Un recentissimo servizio del Tg1 ha evidenziato l’importanza di una strategia di osservazione e sorveglianza “mirata” per questa tipologia di detenuti, i cui risultati sono riversati nella casa comune del Comitato di analisi strategica antiterrorismo. 

Da ciò è facile dedurre che la Polizia Penitenziaria non si limita all’attività di repressione, ma è attivissima, ed utilissima, anche nel campo della prevenzione. Manca ancora, tuttavia, un piccolo passaggio: per conferirle maggiori strumenti non è ulteriormente rinviabile l’inserimento della Polizia Penitenziaria nell’ambito degli organismi interforze che svolgono indagini sulla criminalità organizzata, attraverso la modifica dell’articolo 12 del decreto legge n. 152 del 1991 (convertito nella legge n. 203/1991).

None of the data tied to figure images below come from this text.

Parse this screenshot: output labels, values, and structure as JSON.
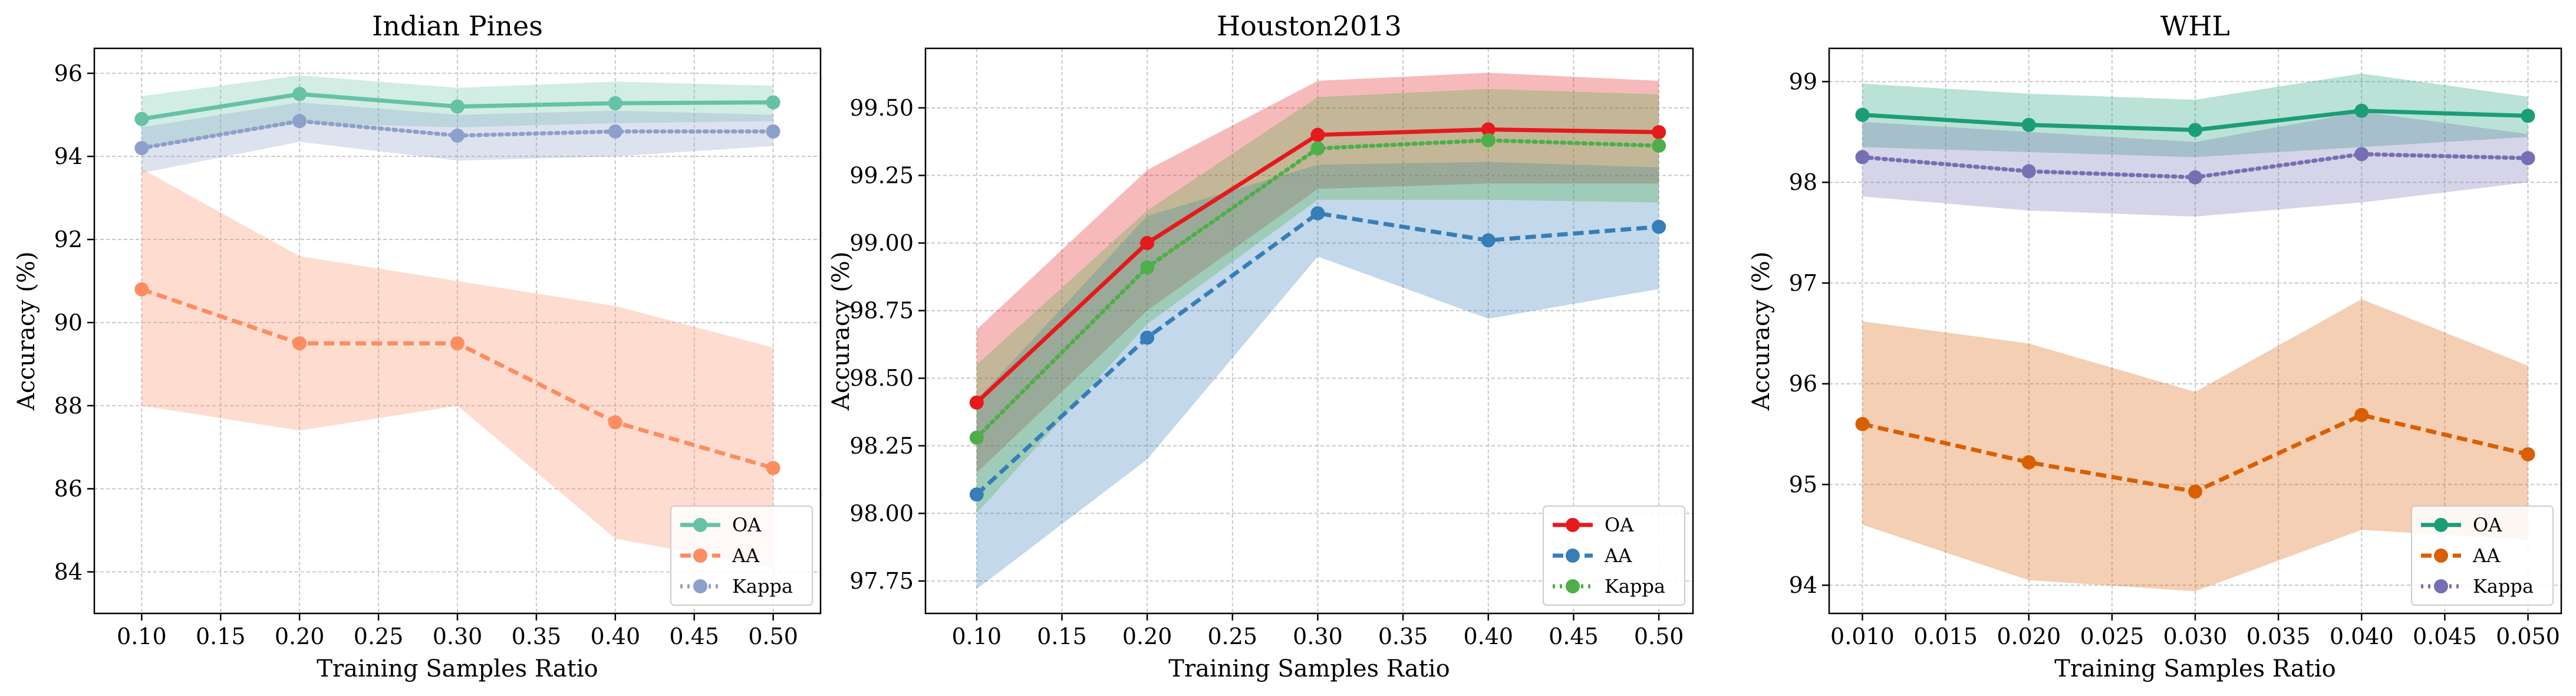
{
  "chart_data": [
    {
      "type": "line",
      "title": "Indian Pines",
      "xlabel": "Training Samples Ratio",
      "ylabel": "Accuracy (%)",
      "x": [
        0.1,
        0.2,
        0.3,
        0.4,
        0.5
      ],
      "xlim": [
        0.07,
        0.53
      ],
      "ylim": [
        83,
        96.6
      ],
      "xticks": [
        0.1,
        0.15,
        0.2,
        0.25,
        0.3,
        0.35,
        0.4,
        0.45,
        0.5
      ],
      "xtick_labels": [
        "0.10",
        "0.15",
        "0.20",
        "0.25",
        "0.30",
        "0.35",
        "0.40",
        "0.45",
        "0.50"
      ],
      "yticks": [
        84,
        86,
        88,
        90,
        92,
        94,
        96
      ],
      "ytick_labels": [
        "84",
        "86",
        "88",
        "90",
        "92",
        "94",
        "96"
      ],
      "grid": true,
      "legend_position": "bottom-right",
      "series": [
        {
          "name": "OA",
          "color": "#66c2a5",
          "style": "solid",
          "values": [
            94.9,
            95.5,
            95.2,
            95.28,
            95.3
          ],
          "lower": [
            94.2,
            94.8,
            94.7,
            94.8,
            94.85
          ],
          "upper": [
            95.45,
            95.95,
            95.65,
            95.8,
            95.7
          ]
        },
        {
          "name": "AA",
          "color": "#fc8d62",
          "style": "dashed",
          "values": [
            90.8,
            89.5,
            89.5,
            87.6,
            86.5
          ],
          "lower": [
            88.0,
            87.4,
            88.0,
            84.8,
            84.1
          ],
          "upper": [
            93.7,
            91.6,
            91.0,
            90.4,
            89.4
          ]
        },
        {
          "name": "Kappa",
          "color": "#8da0cb",
          "style": "dotted",
          "values": [
            94.2,
            94.85,
            94.5,
            94.6,
            94.6
          ],
          "lower": [
            93.6,
            94.35,
            93.9,
            94.0,
            94.25
          ],
          "upper": [
            94.7,
            95.3,
            95.0,
            95.1,
            95.0
          ]
        }
      ]
    },
    {
      "type": "line",
      "title": "Houston2013",
      "xlabel": "Training Samples Ratio",
      "ylabel": "Accuracy (%)",
      "x": [
        0.1,
        0.2,
        0.3,
        0.4,
        0.5
      ],
      "xlim": [
        0.07,
        0.52
      ],
      "ylim": [
        97.63,
        99.72
      ],
      "xticks": [
        0.1,
        0.15,
        0.2,
        0.25,
        0.3,
        0.35,
        0.4,
        0.45,
        0.5
      ],
      "xtick_labels": [
        "0.10",
        "0.15",
        "0.20",
        "0.25",
        "0.30",
        "0.35",
        "0.40",
        "0.45",
        "0.50"
      ],
      "yticks": [
        97.75,
        98.0,
        98.25,
        98.5,
        98.75,
        99.0,
        99.25,
        99.5
      ],
      "ytick_labels": [
        "97.75",
        "98.00",
        "98.25",
        "98.50",
        "98.75",
        "99.00",
        "99.25",
        "99.50"
      ],
      "grid": true,
      "legend_position": "bottom-right",
      "series": [
        {
          "name": "OA",
          "color": "#e41a1c",
          "style": "solid",
          "values": [
            98.41,
            99.0,
            99.4,
            99.42,
            99.41
          ],
          "lower": [
            98.15,
            98.75,
            99.2,
            99.22,
            99.22
          ],
          "upper": [
            98.68,
            99.27,
            99.6,
            99.63,
            99.6
          ]
        },
        {
          "name": "AA",
          "color": "#377eb8",
          "style": "dashed",
          "values": [
            98.07,
            98.65,
            99.11,
            99.01,
            99.06
          ],
          "lower": [
            97.72,
            98.2,
            98.95,
            98.72,
            98.83
          ],
          "upper": [
            98.42,
            99.1,
            99.29,
            99.3,
            99.28
          ]
        },
        {
          "name": "Kappa",
          "color": "#4daf4a",
          "style": "dotted",
          "values": [
            98.28,
            98.91,
            99.35,
            99.38,
            99.36
          ],
          "lower": [
            98.0,
            98.7,
            99.16,
            99.16,
            99.15
          ],
          "upper": [
            98.55,
            99.12,
            99.54,
            99.57,
            99.55
          ]
        }
      ]
    },
    {
      "type": "line",
      "title": "WHL",
      "xlabel": "Training Samples Ratio",
      "ylabel": "Accuracy (%)",
      "x": [
        0.01,
        0.02,
        0.03,
        0.04,
        0.05
      ],
      "xlim": [
        0.008,
        0.052
      ],
      "ylim": [
        93.72,
        99.33
      ],
      "xticks": [
        0.01,
        0.015,
        0.02,
        0.025,
        0.03,
        0.035,
        0.04,
        0.045,
        0.05
      ],
      "xtick_labels": [
        "0.010",
        "0.015",
        "0.020",
        "0.025",
        "0.030",
        "0.035",
        "0.040",
        "0.045",
        "0.050"
      ],
      "yticks": [
        94,
        95,
        96,
        97,
        98,
        99
      ],
      "ytick_labels": [
        "94",
        "95",
        "96",
        "97",
        "98",
        "99"
      ],
      "grid": true,
      "legend_position": "bottom-right",
      "series": [
        {
          "name": "OA",
          "color": "#1b9e77",
          "style": "solid",
          "values": [
            98.67,
            98.57,
            98.52,
            98.71,
            98.66
          ],
          "lower": [
            98.35,
            98.3,
            98.25,
            98.35,
            98.45
          ],
          "upper": [
            98.98,
            98.88,
            98.82,
            99.08,
            98.85
          ]
        },
        {
          "name": "AA",
          "color": "#d95f02",
          "style": "dashed",
          "values": [
            95.6,
            95.22,
            94.93,
            95.69,
            95.3
          ],
          "lower": [
            94.6,
            94.05,
            93.94,
            94.55,
            94.45
          ],
          "upper": [
            96.62,
            96.4,
            95.92,
            96.84,
            96.18
          ]
        },
        {
          "name": "Kappa",
          "color": "#7570b3",
          "style": "dotted",
          "values": [
            98.25,
            98.11,
            98.05,
            98.28,
            98.24
          ],
          "lower": [
            97.86,
            97.72,
            97.66,
            97.8,
            98.0
          ],
          "upper": [
            98.6,
            98.5,
            98.4,
            98.7,
            98.48
          ]
        }
      ]
    }
  ]
}
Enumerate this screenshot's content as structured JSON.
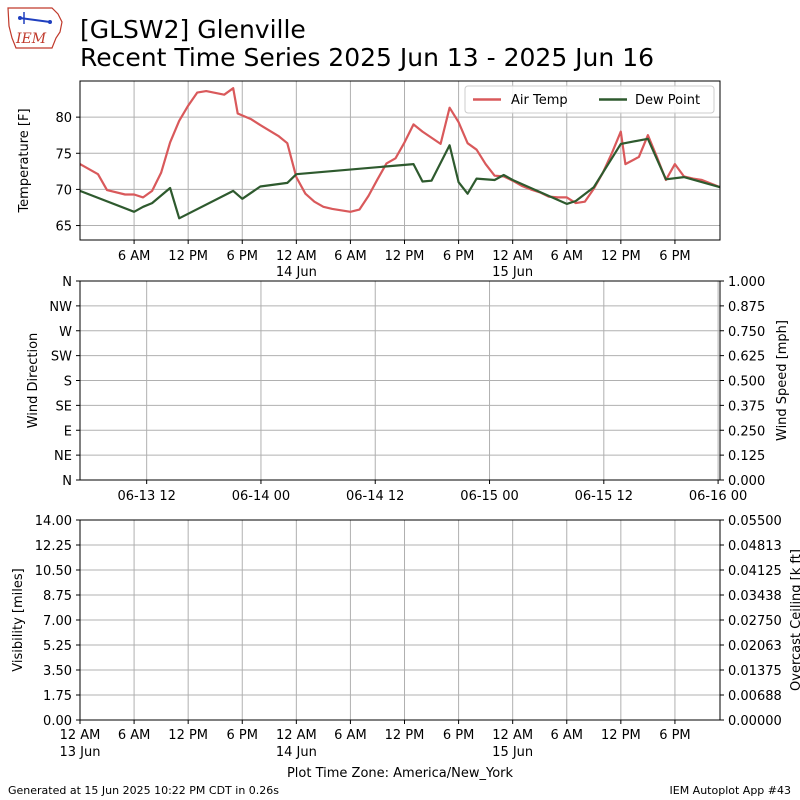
{
  "header": {
    "logo_text": "IEM",
    "title_line1": "[GLSW2] Glenville",
    "title_line2": "Recent Time Series 2025 Jun 13 - 2025 Jun 16"
  },
  "footer": {
    "generated": "Generated at 15 Jun 2025 10:22 PM CDT in 0.26s",
    "app": "IEM Autoplot App #43"
  },
  "colors": {
    "air_temp": "#d9595b",
    "dew_point": "#2e5a2e",
    "grid": "#b0b0b0"
  },
  "chart_data": [
    {
      "type": "line",
      "ylabel": "Temperature [F]",
      "ylim": [
        63,
        85
      ],
      "yticks": [
        65,
        70,
        75,
        80
      ],
      "xlim": [
        0,
        71
      ],
      "xlabel": "",
      "x_unit": "hours after 12 AM 13 Jun",
      "xticks": [
        {
          "x": 6,
          "label": "6 AM"
        },
        {
          "x": 12,
          "label": "12 PM"
        },
        {
          "x": 18,
          "label": "6 PM"
        },
        {
          "x": 24,
          "label": "12 AM",
          "sub": "14 Jun"
        },
        {
          "x": 30,
          "label": "6 AM"
        },
        {
          "x": 36,
          "label": "12 PM"
        },
        {
          "x": 42,
          "label": "6 PM"
        },
        {
          "x": 48,
          "label": "12 AM",
          "sub": "15 Jun"
        },
        {
          "x": 54,
          "label": "6 AM"
        },
        {
          "x": 60,
          "label": "12 PM"
        },
        {
          "x": 66,
          "label": "6 PM"
        }
      ],
      "legend": "top-right",
      "grid": true,
      "series": [
        {
          "name": "Air Temp",
          "x": [
            0,
            2,
            3,
            5,
            6,
            7,
            8,
            9,
            10,
            11,
            12,
            13,
            14,
            16,
            17,
            17.5,
            19,
            20,
            22,
            23,
            24,
            25,
            26,
            27,
            28,
            30,
            31,
            32,
            33,
            34,
            35,
            36,
            37,
            38,
            40,
            41,
            42,
            43,
            44,
            45,
            46,
            47,
            48,
            49,
            50,
            51,
            52,
            53,
            54,
            55,
            56,
            57,
            58,
            59,
            60,
            60.5,
            62,
            63,
            64,
            65,
            66,
            67,
            68,
            69,
            71
          ],
          "y": [
            73.5,
            72.1,
            69.9,
            69.3,
            69.3,
            68.9,
            69.8,
            72.3,
            76.5,
            79.5,
            81.6,
            83.4,
            83.6,
            83.1,
            84.0,
            80.5,
            79.7,
            78.9,
            77.4,
            76.4,
            71.7,
            69.4,
            68.3,
            67.6,
            67.3,
            66.9,
            67.2,
            69.1,
            71.4,
            73.6,
            74.3,
            76.5,
            79.0,
            78.0,
            76.3,
            81.3,
            79.3,
            76.4,
            75.5,
            73.5,
            71.9,
            71.8,
            71.2,
            70.5,
            70.0,
            69.6,
            69.0,
            68.9,
            68.9,
            68.1,
            68.3,
            70.1,
            72.3,
            75.0,
            78.0,
            73.5,
            74.5,
            77.5,
            74.5,
            71.3,
            73.5,
            71.8,
            71.5,
            71.3,
            70.3
          ]
        },
        {
          "name": "Dew Point",
          "x": [
            0,
            6,
            7,
            8,
            10,
            11,
            17,
            18,
            20,
            23,
            24,
            37,
            38,
            39,
            41,
            42,
            43,
            44,
            46,
            47,
            48,
            54,
            55,
            57,
            60,
            63,
            65,
            67,
            71
          ],
          "y": [
            69.8,
            66.9,
            67.6,
            68.1,
            70.2,
            66.0,
            69.8,
            68.7,
            70.4,
            70.9,
            72.1,
            73.5,
            71.1,
            71.2,
            76.1,
            71.0,
            69.4,
            71.5,
            71.3,
            72.0,
            71.3,
            68.0,
            68.4,
            70.3,
            76.3,
            77.0,
            71.4,
            71.7,
            70.3
          ]
        }
      ]
    },
    {
      "type": "line",
      "ylabel": "Wind Direction",
      "ylabel_right": "Wind Speed [mph]",
      "ylim": [
        0,
        360
      ],
      "yticks": [
        "N",
        "NE",
        "E",
        "SE",
        "S",
        "SW",
        "W",
        "NW",
        "N"
      ],
      "yticks_right": [
        "0.000",
        "0.125",
        "0.250",
        "0.375",
        "0.500",
        "0.625",
        "0.750",
        "0.875",
        "1.000"
      ],
      "ylim_right": [
        0,
        1
      ],
      "xticks": [
        {
          "x": 12,
          "label": "06-13 12"
        },
        {
          "x": 24,
          "label": "06-14 00"
        },
        {
          "x": 36,
          "label": "06-14 12"
        },
        {
          "x": 48,
          "label": "06-15 00"
        },
        {
          "x": 60,
          "label": "06-15 12"
        },
        {
          "x": 72,
          "label": "06-16 00"
        }
      ],
      "grid": true,
      "series": []
    },
    {
      "type": "line",
      "ylabel": "Visibility [miles]",
      "ylabel_right": "Overcast Ceiling [k ft]",
      "ylim": [
        0,
        14
      ],
      "yticks": [
        "0.00",
        "1.75",
        "3.50",
        "5.25",
        "7.00",
        "8.75",
        "10.50",
        "12.25",
        "14.00"
      ],
      "yticks_right": [
        "0.00000",
        "0.00688",
        "0.01375",
        "0.02063",
        "0.02750",
        "0.03438",
        "0.04125",
        "0.04813",
        "0.05500"
      ],
      "ylim_right": [
        0,
        0.055
      ],
      "xlabel": "Plot Time Zone: America/New_York",
      "xticks": [
        {
          "x": 0,
          "label": "12 AM",
          "sub": "13 Jun"
        },
        {
          "x": 6,
          "label": "6 AM"
        },
        {
          "x": 12,
          "label": "12 PM"
        },
        {
          "x": 18,
          "label": "6 PM"
        },
        {
          "x": 24,
          "label": "12 AM",
          "sub": "14 Jun"
        },
        {
          "x": 30,
          "label": "6 AM"
        },
        {
          "x": 36,
          "label": "12 PM"
        },
        {
          "x": 42,
          "label": "6 PM"
        },
        {
          "x": 48,
          "label": "12 AM",
          "sub": "15 Jun"
        },
        {
          "x": 54,
          "label": "6 AM"
        },
        {
          "x": 60,
          "label": "12 PM"
        },
        {
          "x": 66,
          "label": "6 PM"
        }
      ],
      "grid": true,
      "series": []
    }
  ]
}
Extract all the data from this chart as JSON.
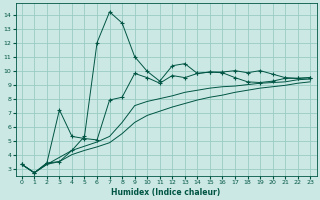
{
  "xlabel": "Humidex (Indice chaleur)",
  "bg_color": "#cce8e4",
  "grid_color": "#99ccc4",
  "line_color": "#005544",
  "xlim": [
    -0.5,
    23.5
  ],
  "ylim": [
    2.5,
    14.8
  ],
  "xticks": [
    0,
    1,
    2,
    3,
    4,
    5,
    6,
    7,
    8,
    9,
    10,
    11,
    12,
    13,
    14,
    15,
    16,
    17,
    18,
    19,
    20,
    21,
    22,
    23
  ],
  "yticks": [
    3,
    4,
    5,
    6,
    7,
    8,
    9,
    10,
    11,
    12,
    13,
    14
  ],
  "curve1_x": [
    0,
    1,
    2,
    3,
    4,
    5,
    6,
    7,
    8,
    9,
    10,
    11,
    12,
    13,
    14,
    15,
    16,
    17,
    18,
    19,
    20,
    21,
    22,
    23
  ],
  "curve1_y": [
    3.3,
    2.7,
    3.4,
    3.5,
    4.3,
    5.3,
    12.0,
    14.2,
    13.4,
    11.0,
    9.95,
    9.25,
    10.35,
    10.5,
    9.8,
    9.9,
    9.9,
    10.0,
    9.85,
    10.0,
    9.75,
    9.5,
    9.45,
    9.5
  ],
  "curve2_x": [
    0,
    1,
    2,
    3,
    4,
    5,
    6,
    7,
    8,
    9,
    10,
    11,
    12,
    13,
    14,
    15,
    16,
    17,
    18,
    19,
    20,
    21,
    22,
    23
  ],
  "curve2_y": [
    3.3,
    2.7,
    3.4,
    7.2,
    5.3,
    5.15,
    5.05,
    7.9,
    8.1,
    9.8,
    9.5,
    9.1,
    9.65,
    9.5,
    9.8,
    9.9,
    9.85,
    9.5,
    9.2,
    9.15,
    9.25,
    9.45,
    9.45,
    9.5
  ],
  "curve3_x": [
    0,
    1,
    2,
    3,
    4,
    5,
    6,
    7,
    8,
    9,
    10,
    11,
    12,
    13,
    14,
    15,
    16,
    17,
    18,
    19,
    20,
    21,
    22,
    23
  ],
  "curve3_y": [
    3.3,
    2.7,
    3.3,
    3.8,
    4.3,
    4.6,
    4.9,
    5.3,
    6.3,
    7.5,
    7.8,
    8.0,
    8.2,
    8.45,
    8.6,
    8.75,
    8.85,
    8.9,
    9.0,
    9.1,
    9.15,
    9.2,
    9.35,
    9.4
  ],
  "curve4_x": [
    0,
    1,
    2,
    3,
    4,
    5,
    6,
    7,
    8,
    9,
    10,
    11,
    12,
    13,
    14,
    15,
    16,
    17,
    18,
    19,
    20,
    21,
    22,
    23
  ],
  "curve4_y": [
    3.3,
    2.7,
    3.3,
    3.5,
    4.0,
    4.3,
    4.55,
    4.85,
    5.5,
    6.3,
    6.8,
    7.1,
    7.4,
    7.65,
    7.9,
    8.1,
    8.25,
    8.45,
    8.6,
    8.75,
    8.85,
    8.95,
    9.1,
    9.2
  ]
}
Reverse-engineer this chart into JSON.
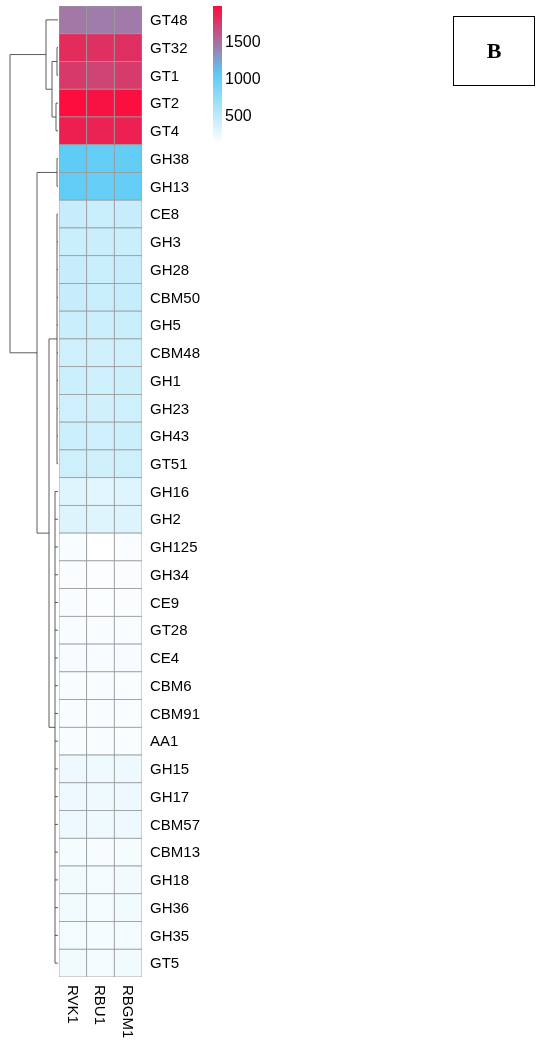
{
  "chart_data": {
    "type": "heatmap",
    "categories": [
      "RVK1",
      "RBU1",
      "RBGM1"
    ],
    "y_categories": [
      "GT48",
      "GT32",
      "GT1",
      "GT2",
      "GT4",
      "GH38",
      "GH13",
      "CE8",
      "GH3",
      "GH28",
      "CBM50",
      "GH5",
      "CBM48",
      "GH1",
      "GH23",
      "GH43",
      "GT51",
      "GH16",
      "GH2",
      "GH125",
      "GH34",
      "CE9",
      "GT28",
      "CE4",
      "CBM6",
      "CBM91",
      "AA1",
      "GH15",
      "GH17",
      "CBM57",
      "CBM13",
      "GH18",
      "GH36",
      "GH35",
      "GT5"
    ],
    "cells": [
      [
        1450,
        1430,
        1440
      ],
      [
        1820,
        1790,
        1800
      ],
      [
        1750,
        1700,
        1740
      ],
      [
        1970,
        1940,
        1960
      ],
      [
        1880,
        1860,
        1870
      ],
      [
        1040,
        1000,
        1010
      ],
      [
        1020,
        990,
        1000
      ],
      [
        440,
        430,
        440
      ],
      [
        430,
        420,
        430
      ],
      [
        440,
        430,
        440
      ],
      [
        440,
        430,
        450
      ],
      [
        420,
        410,
        430
      ],
      [
        400,
        390,
        400
      ],
      [
        410,
        400,
        410
      ],
      [
        400,
        390,
        400
      ],
      [
        410,
        400,
        410
      ],
      [
        400,
        390,
        400
      ],
      [
        300,
        290,
        300
      ],
      [
        310,
        300,
        310
      ],
      [
        160,
        120,
        150
      ],
      [
        150,
        140,
        150
      ],
      [
        150,
        140,
        150
      ],
      [
        160,
        150,
        160
      ],
      [
        170,
        160,
        170
      ],
      [
        160,
        150,
        160
      ],
      [
        160,
        150,
        160
      ],
      [
        160,
        150,
        160
      ],
      [
        220,
        210,
        220
      ],
      [
        220,
        210,
        220
      ],
      [
        220,
        210,
        220
      ],
      [
        180,
        170,
        180
      ],
      [
        200,
        190,
        200
      ],
      [
        200,
        190,
        200
      ],
      [
        190,
        180,
        190
      ],
      [
        200,
        190,
        200
      ]
    ],
    "clim": [
      120,
      1980
    ],
    "cticks": [
      500,
      1000,
      1500
    ],
    "colors": [
      "#ffffff",
      "#5ccbf6",
      "#ff0a3c"
    ],
    "annotations": [
      "B"
    ]
  }
}
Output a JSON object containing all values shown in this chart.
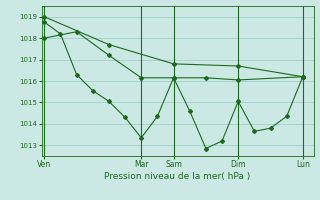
{
  "background_color": "#cce8e4",
  "grid_color": "#99ccc8",
  "line_color": "#1a6b1a",
  "marker_color": "#1a6b1a",
  "xlabel": "Pression niveau de la mer( hPa )",
  "xlabel_color": "#1a6b1a",
  "tick_color": "#1a6b1a",
  "ylim": [
    1012.5,
    1019.5
  ],
  "yticks": [
    1013,
    1014,
    1015,
    1016,
    1017,
    1018,
    1019
  ],
  "day_labels": [
    "Ven",
    "Mar",
    "Sam",
    "Dim",
    "Lun"
  ],
  "day_x": [
    0,
    36,
    48,
    72,
    96
  ],
  "xlim": [
    -1,
    100
  ],
  "series1_x": [
    0,
    24,
    48,
    72,
    96
  ],
  "series1_y": [
    1019.0,
    1017.7,
    1016.8,
    1016.7,
    1016.2
  ],
  "series2_x": [
    0,
    12,
    24,
    36,
    48,
    60,
    72,
    96
  ],
  "series2_y": [
    1018.0,
    1018.3,
    1017.2,
    1016.15,
    1016.15,
    1016.15,
    1016.05,
    1016.2
  ],
  "series3_x": [
    0,
    6,
    12,
    18,
    24,
    30,
    36,
    42,
    48,
    54,
    60,
    66,
    72,
    78,
    84,
    90,
    96
  ],
  "series3_y": [
    1018.75,
    1018.2,
    1016.3,
    1015.55,
    1015.05,
    1014.3,
    1013.35,
    1014.35,
    1016.15,
    1014.6,
    1012.85,
    1013.2,
    1015.05,
    1013.65,
    1013.8,
    1014.35,
    1016.2
  ],
  "figsize": [
    3.2,
    2.0
  ],
  "dpi": 100
}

L’auspicata modifica renderebbe il quadro normativo di riferimento coerente con la realtà operativa già in essere e troverebbe giustificazione nella specificità delle attività del Corpo di Polizia Penitenziaria in ambito investigativo penitenziario.

Il contrasto alla criminalità organizzata ed al terrorismo non possono vivere di particolarismi e parzialità. Le competenze della Polizia Penitenziaria sono ex lege riferibili all’esecuzione penale senza alcun limite, sia che si debba osservare scientificamente la personalità di un detenuto per tentarne la risocializzazione, sia che si debba investigare sulla continuità dell’azione criminale di una consorteria i cui capi o promotori siano detenuti in carcere (si pensi all’articolo 41 bis dell’ordinamento penitenziario, norma di prevenzione e non di repressione detentiva, alla cui attuazione ed esecuzione attende personale del Gruppo operativo 
mobile della Polizia Penitenziaria).

Osservo, infine, che sarebbe assolutamente necessario modificare l’art.5 delle disposizioni di attuazione del codice di procedura penale, consentendo l’inserimento del personale del Corpo nell’organico delle sezioni di P.G. istituite presso ogni procura della Repubblica ex art. 56 c.p.p., conferendo organicità alle numerose applicazioni di ufficiali ed agenti di polizia giudiziaria del Corpo già oggi assegnati a diverse Procure della Repubblica (da direttrice del carcere di Trani sono stata testimone, dell’utilità dell’applicazione in Procura di nostri agenti, proprio per agevolare la conoscenza della complessa realtà carceraria da parte di chi debba investigare su reati avvenuti in carcere o comunque connessi con il regime penitenziario), e molto spesso pianificati nelle carceri, nonché la necessità della presenza del personale di Polizia Penitenziaria  e della dirigenza penitenziaria che possa essere assegnato sistematicamente presso i tribunali di sorveglianza in modo da svolgere un ruolo di trade union tra le autorità giudiziarie ed il carcere.  

La specificità è, difatti, innanzitutto specializzazione e costituisce una ricchezza. Spero di aver offerto qualche utile spunto di riflessione, Vi ringrazio per l’attenzione.

A cura della Sen. Angela Bruna Piarulli.